Quería ser ilustrador pero la gente le decía que no iba a hacer dinero con eso así que optó por estudiar Diseño Gráfico en una escuela cercana al lugar donde vivían sus padres. Ahí desarrolló aún más sus habilidades y experimentó con otros medios. Luego solicitó un intercambio a la Universidad de Georgia en Estados Unidos. Allí se cruzó con un muy buen profesor de ilustración que vio su libro de bocetos y lo hizo cambiar de idea frente a lo que él consideraba que debía hacer un ilustrador tradicional, ilustrar literatura. Descubrió que lo que quería era dibujar era la vida de las personas. Con esa intención logró ganarse una beca para estudiar en la School of Visual Arts y fue notando que lo suyo era la reportería gráfica. Lector, observador, seguidor de algunos cómics, hizo a pulso un estilo personal que reinventa la infografía y los formatos narrativo-gráficos tradicionales para darle nuevos escenarios hombro a hombro a la vida del común y a los grandes eventos noticiosos.

Pausa. La tetera está a punto de lanzar su humareda. Olivier toma notas en su cuadernito mientra Khedrou se acerca la estufa. Nos pone un vaso pequeño y alargado frente a cada uno y nos sirve un chorro hirviendo de té rojizo. Nos ofrece azúcar y nos sonríe. A los periodistas que han venido les ha contado su historia, abriendo la puerta de su casa y de su vida para que la vean, confiando en su mejor voluntad, pero ahora que está frente a Kugler tiene la esperanza de que quizá esta historia llegue más lejos: que atraviese el océano hasta que la puedan ver su papá, su mamá, sus hermanos.
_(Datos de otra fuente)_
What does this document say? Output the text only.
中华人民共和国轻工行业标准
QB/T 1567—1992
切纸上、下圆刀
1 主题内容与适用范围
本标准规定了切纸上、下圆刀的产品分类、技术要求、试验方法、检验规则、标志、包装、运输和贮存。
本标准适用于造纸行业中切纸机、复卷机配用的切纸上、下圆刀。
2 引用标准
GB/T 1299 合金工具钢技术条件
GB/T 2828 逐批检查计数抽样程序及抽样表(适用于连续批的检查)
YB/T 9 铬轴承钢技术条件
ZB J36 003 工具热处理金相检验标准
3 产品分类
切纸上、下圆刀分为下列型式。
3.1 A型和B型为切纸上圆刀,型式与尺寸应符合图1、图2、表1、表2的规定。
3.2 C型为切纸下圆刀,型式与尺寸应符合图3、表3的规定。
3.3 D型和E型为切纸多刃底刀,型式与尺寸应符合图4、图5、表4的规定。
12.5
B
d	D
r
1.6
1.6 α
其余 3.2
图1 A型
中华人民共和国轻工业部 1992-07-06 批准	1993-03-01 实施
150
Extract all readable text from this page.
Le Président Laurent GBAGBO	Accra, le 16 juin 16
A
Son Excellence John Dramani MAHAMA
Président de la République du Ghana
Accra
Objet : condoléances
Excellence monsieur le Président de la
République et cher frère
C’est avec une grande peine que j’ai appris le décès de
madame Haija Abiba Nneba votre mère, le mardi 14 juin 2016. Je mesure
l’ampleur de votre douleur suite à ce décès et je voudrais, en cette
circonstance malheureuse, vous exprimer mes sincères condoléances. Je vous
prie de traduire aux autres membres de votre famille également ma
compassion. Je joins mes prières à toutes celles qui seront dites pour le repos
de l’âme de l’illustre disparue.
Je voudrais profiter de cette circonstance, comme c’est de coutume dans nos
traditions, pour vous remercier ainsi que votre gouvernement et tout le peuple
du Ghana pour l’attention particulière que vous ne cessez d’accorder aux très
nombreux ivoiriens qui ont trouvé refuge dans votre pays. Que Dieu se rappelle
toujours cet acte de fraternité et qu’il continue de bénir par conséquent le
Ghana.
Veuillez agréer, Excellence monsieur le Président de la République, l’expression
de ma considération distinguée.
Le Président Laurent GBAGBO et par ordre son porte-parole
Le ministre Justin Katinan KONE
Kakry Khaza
Que quizá la vea alguien que sepa ayudarlo en aquello que él todavía no termina de resolver, alguien que pueda echarle una mano, que pueda darle una pista sobre cómo acortar los kilómetros que lo separan de aquellos a quienes extraña, cómo sortear el no saber si, tal vez, mañana ya no estarán vivos para volver a encontrarse.

“El más importante para mi (sic) es ayudar a mi familia. Yo te digo. Específicamente yo quiero ayudar a mi hermano en Siria. A mi padre y mi madre, para sacar a ellos fuera del país, lejos de ese peligro que ellos tienen, y yo quiero traer ellos acá”. Olivier no sabe si bastará con el libro que habrá de editar el presente año para que ocurra un milagro como el que espera Almotaz, pero después de tantas historias que ha escuchado de sobrevivientes de este conflicto sabe que para ellos es importante creer que no hay imposibles. Con la misma ilusión que embriaga a los colombianos cuando piensan que sus guerras están prontas a terminarse y que podrán volver a encontrarse con aquellos que aman y regresar a su hogar, Almotaz se enfrenta a cada nuevo día en El Pinar, en Al Banún, en su casa con su esposa y su hijo. No sabe qué pasará después, pero en este momento un hombre ha tomado un avión desde Inglaterra sólo para buscarlo, para escucharlo. Y por este instante, con existir es suficiente.